The premium on marriage reechoes when our industrious market woman, Joke Silva’s main monologue, takes a fake man for a husband. After promising the world, he turns out to be one too happy to sleep all day and content to live on his wife. At his death, his family shows up from nowhere, with secret children he had at her expense to claim the houses and wealth she earned by her own sweat.
The same crude shock awaits the character Taiwo Ajai-Lycett plays when she’s finally presented to her cheering, clapping fans. She refreshes her pose and smile, at least thrice, before their exuberance makes room for her 50 years of marriage monologue.

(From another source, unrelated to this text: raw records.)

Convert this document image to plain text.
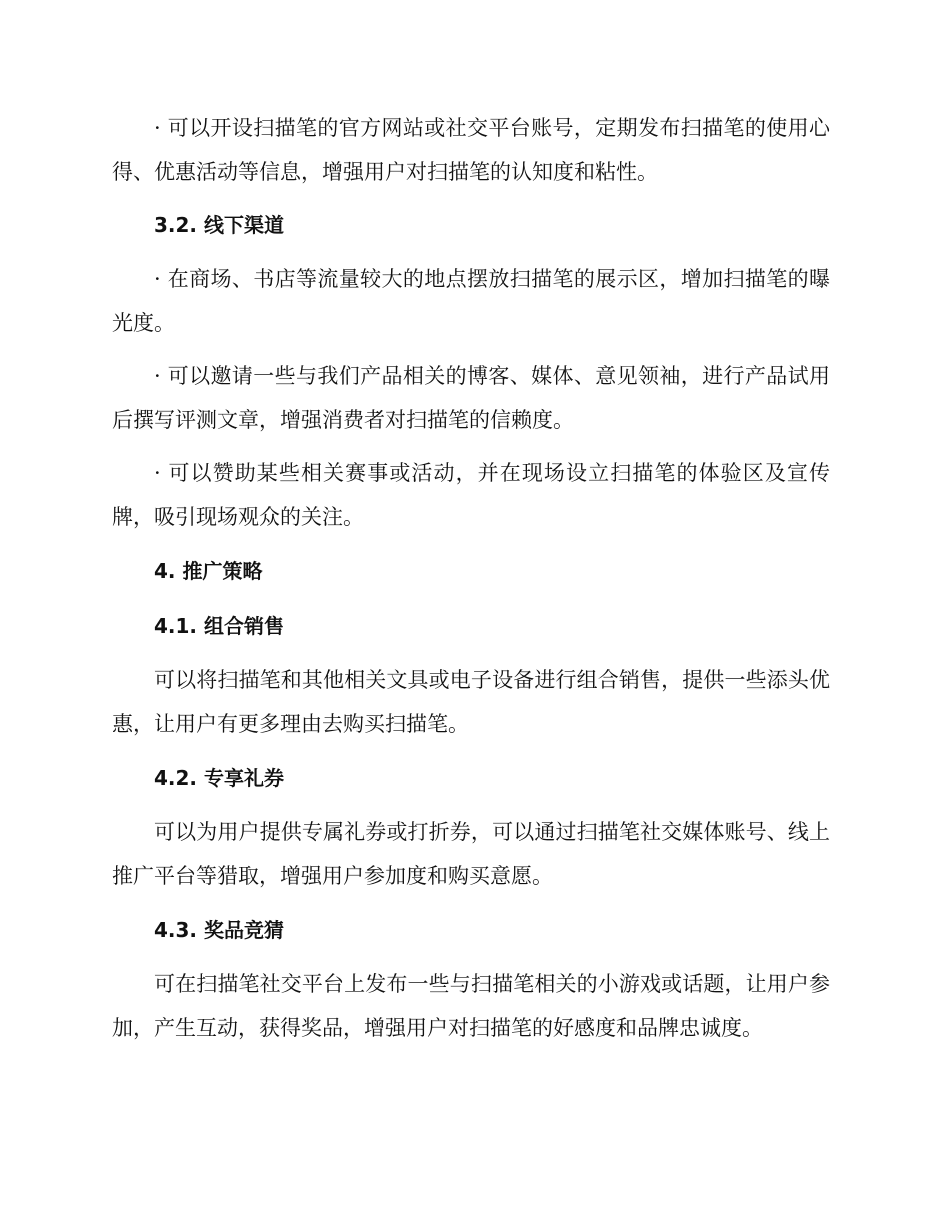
· 可以开设扫描笔的官方网站或社交平台账号，定期发布扫描笔的使用心得、优惠活动等信息，增强用户对扫描笔的认知度和粘性。

3.2. 线下渠道

· 在商场、书店等流量较大的地点摆放扫描笔的展示区，增加扫描笔的曝光度。

· 可以邀请一些与我们产品相关的博客、媒体、意见领袖，进行产品试用后撰写评测文章，增强消费者对扫描笔的信赖度。

· 可以赞助某些相关赛事或活动，并在现场设立扫描笔的体验区及宣传牌，吸引现场观众的关注。

4. 推广策略
4.1. 组合销售

可以将扫描笔和其他相关文具或电子设备进行组合销售，提供一些添头优惠，让用户有更多理由去购买扫描笔。

4.2. 专享礼券

可以为用户提供专属礼券或打折券，可以通过扫描笔社交媒体账号、线上推广平台等猎取，增强用户参加度和购买意愿。

4.3. 奖品竞猜

可在扫描笔社交平台上发布一些与扫描笔相关的小游戏或话题，让用户参加，产生互动，获得奖品，增强用户对扫描笔的好感度和品牌忠诚度。
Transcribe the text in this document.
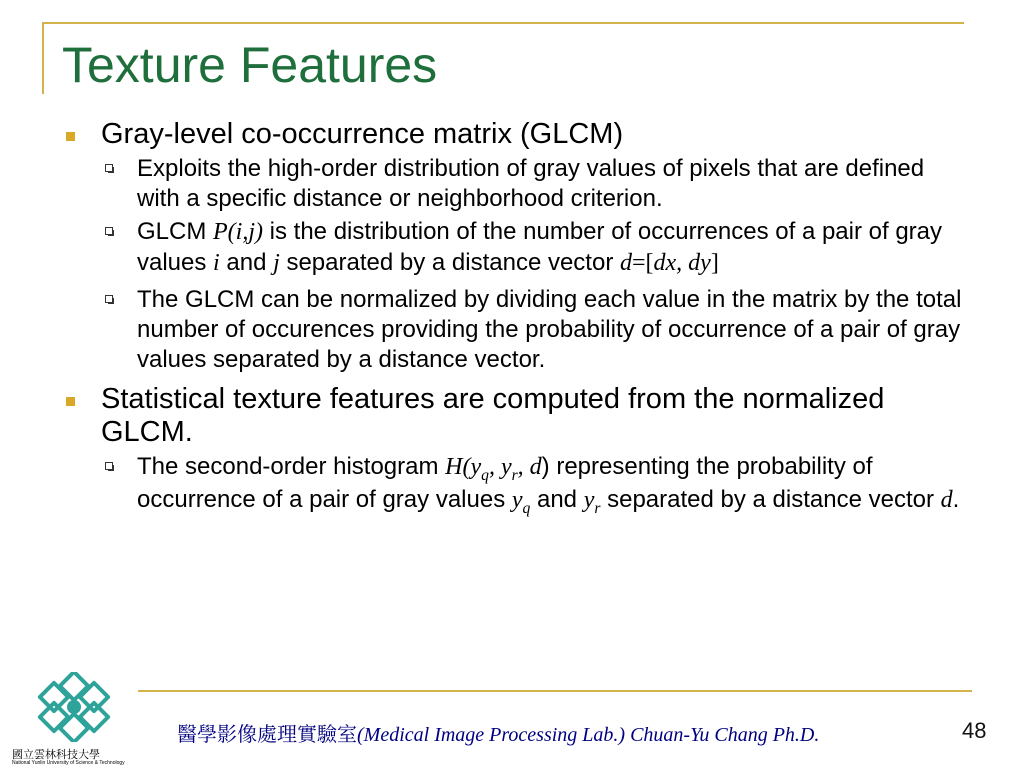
Texture Features
Gray-level co-occurrence matrix (GLCM)
Exploits the high-order distribution of gray values of pixels that are defined with a specific distance or neighborhood criterion.
GLCM P(i,j) is the distribution of the number of occurrences of a pair of gray values i and j separated by a distance vector d=[dx, dy]
The GLCM can be normalized by dividing each value in the matrix by the total number of occurences providing the probability of occurrence of a pair of gray values separated by a distance vector.
Statistical texture features are computed from the normalized GLCM.
The second-order histogram $H(y_q$, $y_r$, d) representing the probability of occurrence of a pair of gray values $y_q$ and $y_r$ separated by a distance vector d.
醫學影像處理實驗室(Medical Image Processing Lab.) Chuan-Yu Chang Ph.D.	48
國立雲林科技大學
National Yunlin University of Science & Technology
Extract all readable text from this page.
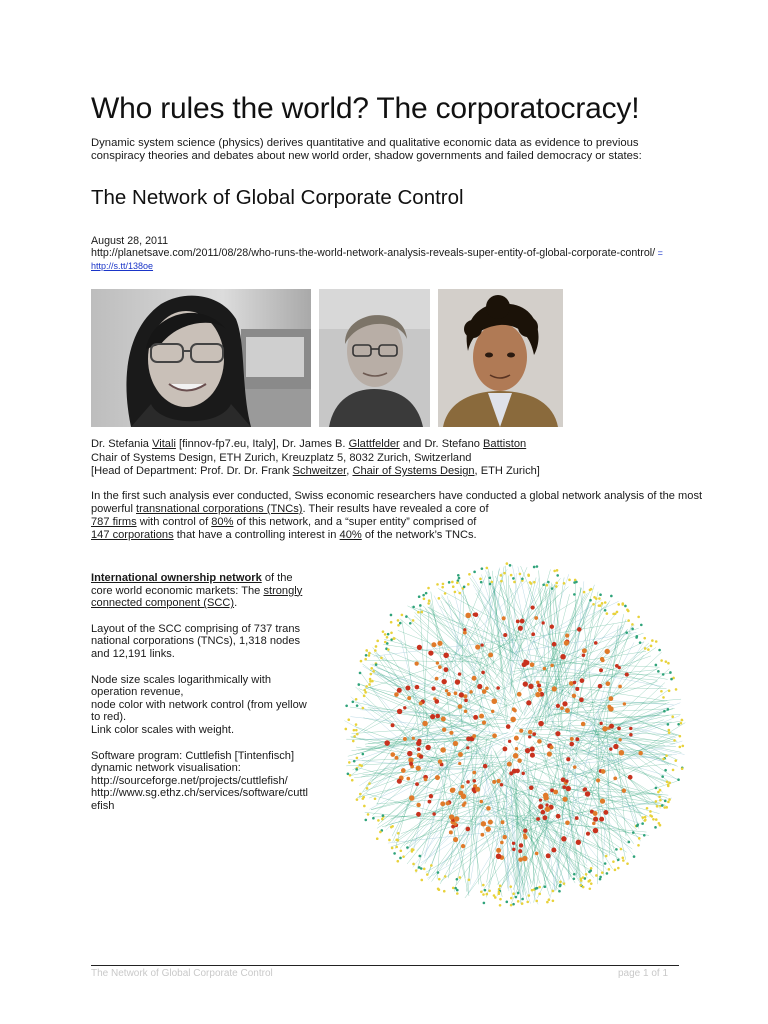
Who rules the world? The corporatocracy!
Dynamic system science (physics) derives quantitative and qualitative economic data as evidence to previous conspiracy theories and debates about new world order, shadow governments and failed democracy or states:
The Network of Global Corporate Control
August 28, 2011
http://planetsave.com/2011/08/28/who-runs-the-world-network-analysis-reveals-super-entity-of-global-corporate-control/ = http://s.tt/138oe
Dr. Stefania Vitali [finnov-fp7.eu, Italy], Dr. James B. Glattfelder and Dr. Stefano Battiston
Chair of Systems Design, ETH Zurich, Kreuzplatz 5, 8032 Zurich, Switzerland
[Head of Department: Prof. Dr. Dr. Frank Schweitzer, Chair of Systems Design, ETH Zurich]
In the first such analysis ever conducted, Swiss economic researchers have conducted a global network analysis of the most powerful transnational corporations (TNCs). Their results have revealed a core of
787 firms with control of 80% of this network, and a “super entity” comprised of
147 corporations that have a controlling interest in 40% of the network’s TNCs.

International ownership network of the core world economic markets: The strongly connected component (SCC).

Layout of the SCC comprising of 737 trans national corporations (TNCs), 1,318 nodes and 12,191 links.

Node size scales logarithmically with operation revenue,
node color with network control (from yellow to red).
Link color scales with weight.

Software program: Cuttlefish [Tintenfisch] dynamic network visualisation:
http://sourceforge.net/projects/cuttlefish/
http://www.sg.ethz.ch/services/software/cuttlefish

The Network of Global Corporate Control	page 1 of 1
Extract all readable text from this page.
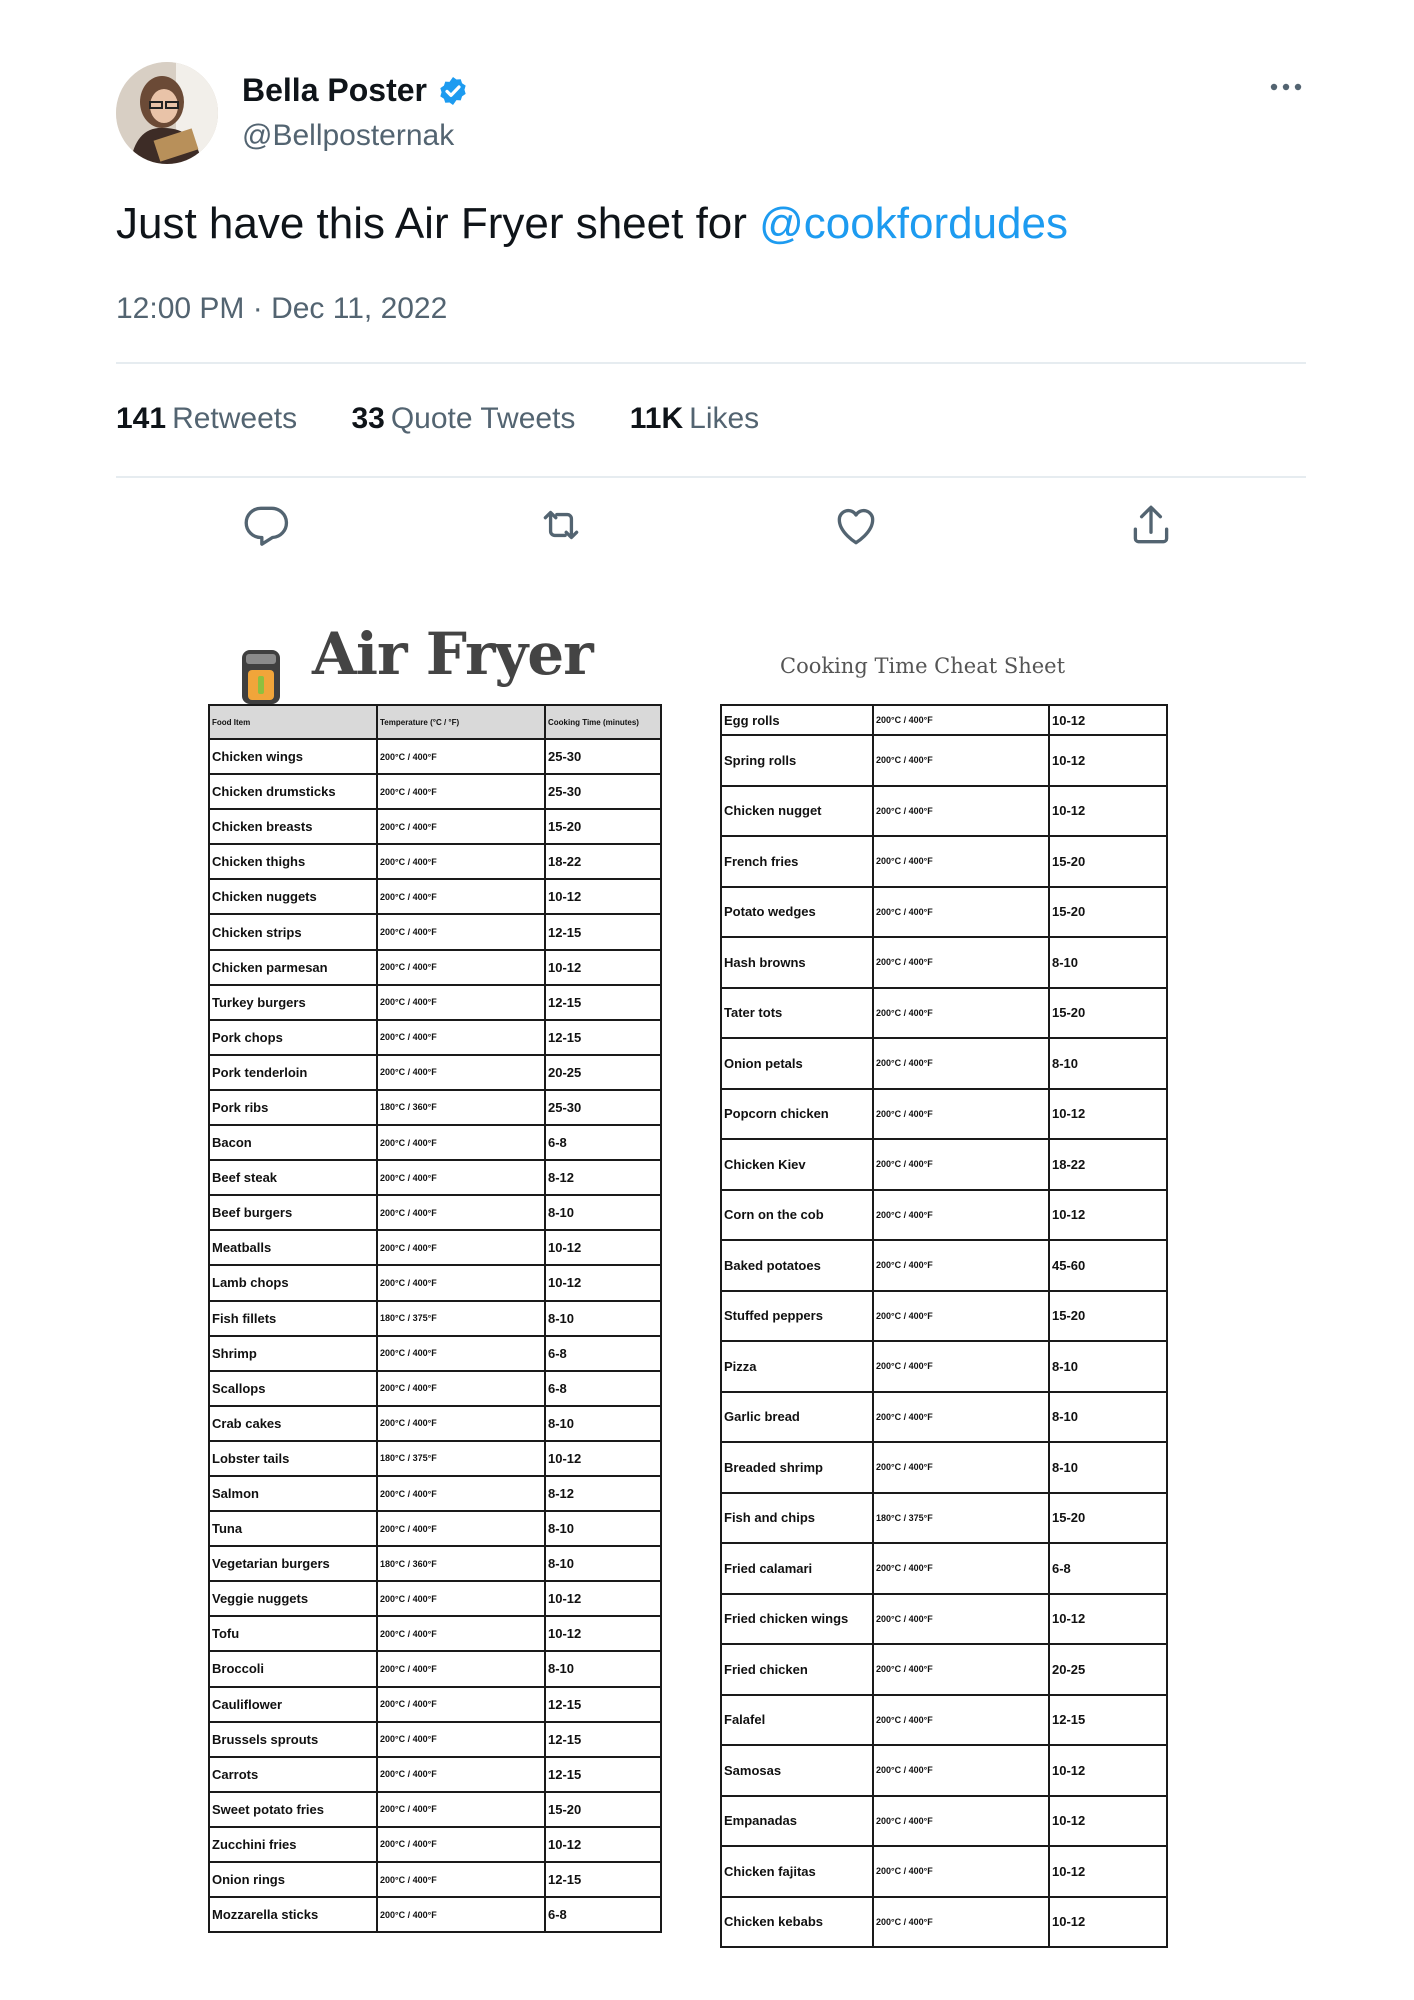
Bella Poster
@Bellposternak
Just have this Air Fryer sheet for @cookfordudes
12:00 PM · Dec 11, 2022
141 Retweets 33 Quote Tweets 11K Likes
Air Fryer	Cooking Time Cheat Sheet
Food Item	Temperature (°C / °F)	Cooking Time (minutes)
Chicken wings	200°C / 400°F	25-30
Chicken drumsticks	200°C / 400°F	25-30
Chicken breasts	200°C / 400°F	15-20
Chicken thighs	200°C / 400°F	18-22
Chicken nuggets	200°C / 400°F	10-12
Chicken strips	200°C / 400°F	12-15
Chicken parmesan	200°C / 400°F	10-12
Turkey burgers	200°C / 400°F	12-15
Pork chops	200°C / 400°F	12-15
Pork tenderloin	200°C / 400°F	20-25
Pork ribs	180°C / 360°F	25-30
Bacon	200°C / 400°F	6-8
Beef steak	200°C / 400°F	8-12
Beef burgers	200°C / 400°F	8-10
Meatballs	200°C / 400°F	10-12
Lamb chops	200°C / 400°F	10-12
Fish fillets	180°C / 375°F	8-10
Shrimp	200°C / 400°F	6-8
Scallops	200°C / 400°F	6-8
Crab cakes	200°C / 400°F	8-10
Lobster tails	180°C / 375°F	10-12
Salmon	200°C / 400°F	8-12
Tuna	200°C / 400°F	8-10
Vegetarian burgers	180°C / 360°F	8-10
Veggie nuggets	200°C / 400°F	10-12
Tofu	200°C / 400°F	10-12
Broccoli	200°C / 400°F	8-10
Cauliflower	200°C / 400°F	12-15
Brussels sprouts	200°C / 400°F	12-15
Carrots	200°C / 400°F	12-15
Sweet potato fries	200°C / 400°F	15-20
Zucchini fries	200°C / 400°F	10-12
Onion rings	200°C / 400°F	12-15
Mozzarella sticks	200°C / 400°F	6-8
Egg rolls	200°C / 400°F	10-12
Spring rolls	200°C / 400°F	10-12
Chicken nugget	200°C / 400°F	10-12
French fries	200°C / 400°F	15-20
Potato wedges	200°C / 400°F	15-20
Hash browns	200°C / 400°F	8-10
Tater tots	200°C / 400°F	15-20
Onion petals	200°C / 400°F	8-10
Popcorn chicken	200°C / 400°F	10-12
Chicken Kiev	200°C / 400°F	18-22
Corn on the cob	200°C / 400°F	10-12
Baked potatoes	200°C / 400°F	45-60
Stuffed peppers	200°C / 400°F	15-20
Pizza	200°C / 400°F	8-10
Garlic bread	200°C / 400°F	8-10
Breaded shrimp	200°C / 400°F	8-10
Fish and chips	180°C / 375°F	15-20
Fried calamari	200°C / 400°F	6-8
Fried chicken wings	200°C / 400°F	10-12
Fried chicken	200°C / 400°F	20-25
Falafel	200°C / 400°F	12-15
Samosas	200°C / 400°F	10-12
Empanadas	200°C / 400°F	10-12
Chicken fajitas	200°C / 400°F	10-12
Chicken kebabs	200°C / 400°F	10-12
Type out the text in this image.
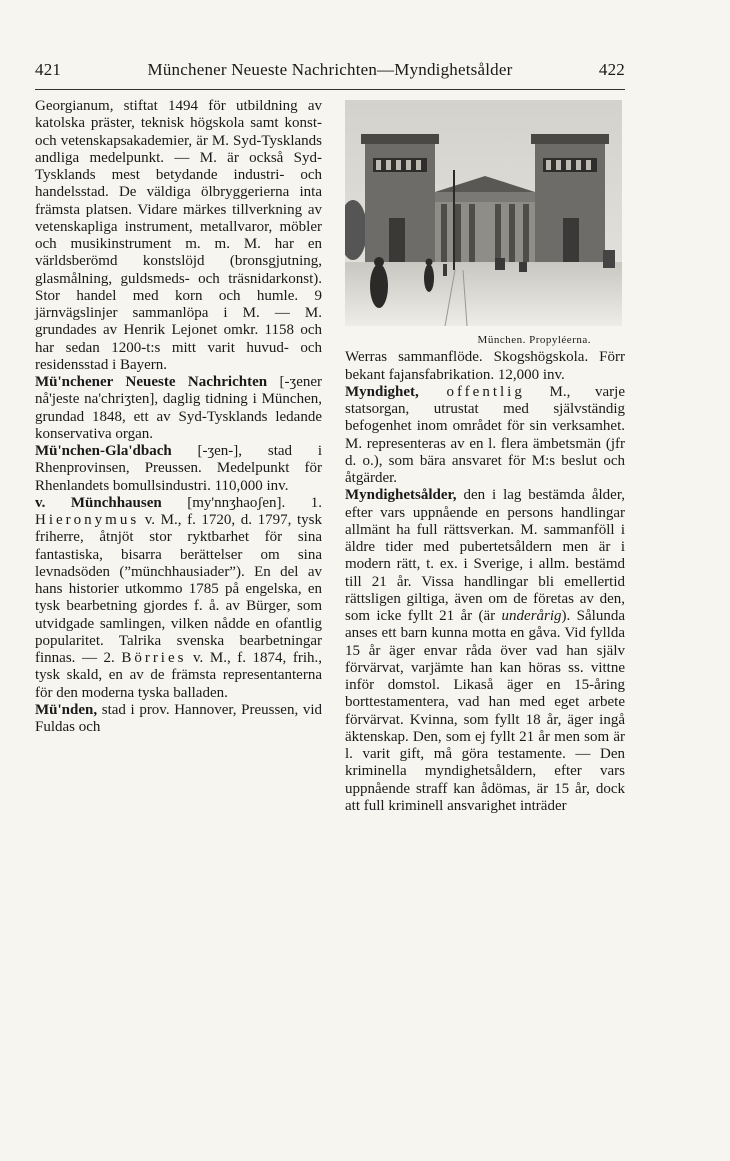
421	Münchener Neueste Nachrichten—Myndighetsålder	422

Georgianum, stiftat 1494 för utbildning av katolska präster, teknisk högskola samt konst- och vetenskapsakademier, är M. Syd-Tysklands andliga medelpunkt. — M. är också Syd-Tysklands mest betydande industri- och handelsstad. De väldiga ölbryggerierna inta främsta platsen. Vidare märkes tillverkning av vetenskapliga instrument, metallvaror, möbler och musikinstrument m. m. M. har en världsberömd konstslöjd (bronsgjutning, glasmålning, guldsmeds- och träsnidarkonst). Stor handel med korn och humle. 9 järnvägslinjer sammanlöpa i M. — M. grundades av Henrik Lejonet omkr. 1158 och har sedan 1200-t:s mitt varit huvud- och residensstad i Bayern.

Mü'nchener Neueste Nachrichten [-ʒener nå'jeste na'chriʒten], daglig tidning i München, grundad 1848, ett av Syd-Tysklands ledande konservativa organ.

Mü'nchen-Gla'dbach [-ʒen-], stad i Rhenprovinsen, Preussen. Medelpunkt för Rhenlandets bomullsindustri. 110,000 inv.

v. Münchhausen [my'nnʒhaoʃen]. 1. Hieronymus v. M., f. 1720, d. 1797, tysk friherre, åtnjöt stor ryktbarhet för sina fantastiska, bisarra berättelser om sina levnadsöden (”münchhausiader”). En del av hans historier utkommo 1785 på engelska, en tysk bearbetning gjordes f. å. av Bürger, som utvidgade samlingen, vilken nådde en ofantlig popularitet. Talrika svenska bearbetningar finnas. — 2. Börries v. M., f. 1874, frih., tysk skald, en av de främsta representanterna för den moderna tyska balladen.

Mü'nden, stad i prov. Hannover, Preussen, vid Fuldas och

München. Propyléerna.

Werras sammanflöde. Skogshögskola. Förr bekant fajansfabrikation. 12,000 inv.

Myndighet, offentlig M., varje statsorgan, utrustat med självständig befogenhet inom området för sin verksamhet. M. representeras av en l. flera ämbetsmän (jfr d. o.), som bära ansvaret för M:s beslut och åtgärder.

Myndighetsålder, den i lag bestämda ålder, efter vars uppnående en persons handlingar allmänt ha full rättsverkan. M. sammanföll i äldre tider med pubertetsåldern men är i modern rätt, t. ex. i Sverige, i allm. bestämd till 21 år. Vissa handlingar bli emellertid rättsligen giltiga, även om de företas av den, som icke fyllt 21 år (är underårig). Sålunda anses ett barn kunna motta en gåva. Vid fyllda 15 år äger envar råda över vad han själv förvärvat, varjämte han kan höras ss. vittne inför domstol. Likaså äger en 15-åring borttestamentera, vad han med eget arbete förvärvat. Kvinna, som fyllt 18 år, äger ingå äktenskap. Den, som ej fyllt 21 år men som är l. varit gift, må göra testamente. — Den kriminella myndighetsåldern, efter vars uppnående straff kan ådömas, är 15 år, dock att full kriminell ansvarighet inträder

“My husband, Rotimi and I met in 1963, at a Valentine day party… They were playing Joromi…Then one day, Rotimi died. He closed the gate of happiness and swung open the gate of hell…Women with children who looked just like him.”
The hedges around women in a patriarchy are many and Hear Word tries to engage on many fronts, only bringing on the preaching device after luring her audience into a deep emotional investment into her crusade.
The crusade is driven in this preaching mode with dancing and poetry by Omono Imobhioh—the tidal wave— and a monologue by Uforma McDermott which reminds of the Vagina Monologue.
*Aoiri Obaigbo is the author of The Virgin Widow and The Wretched Billionaire.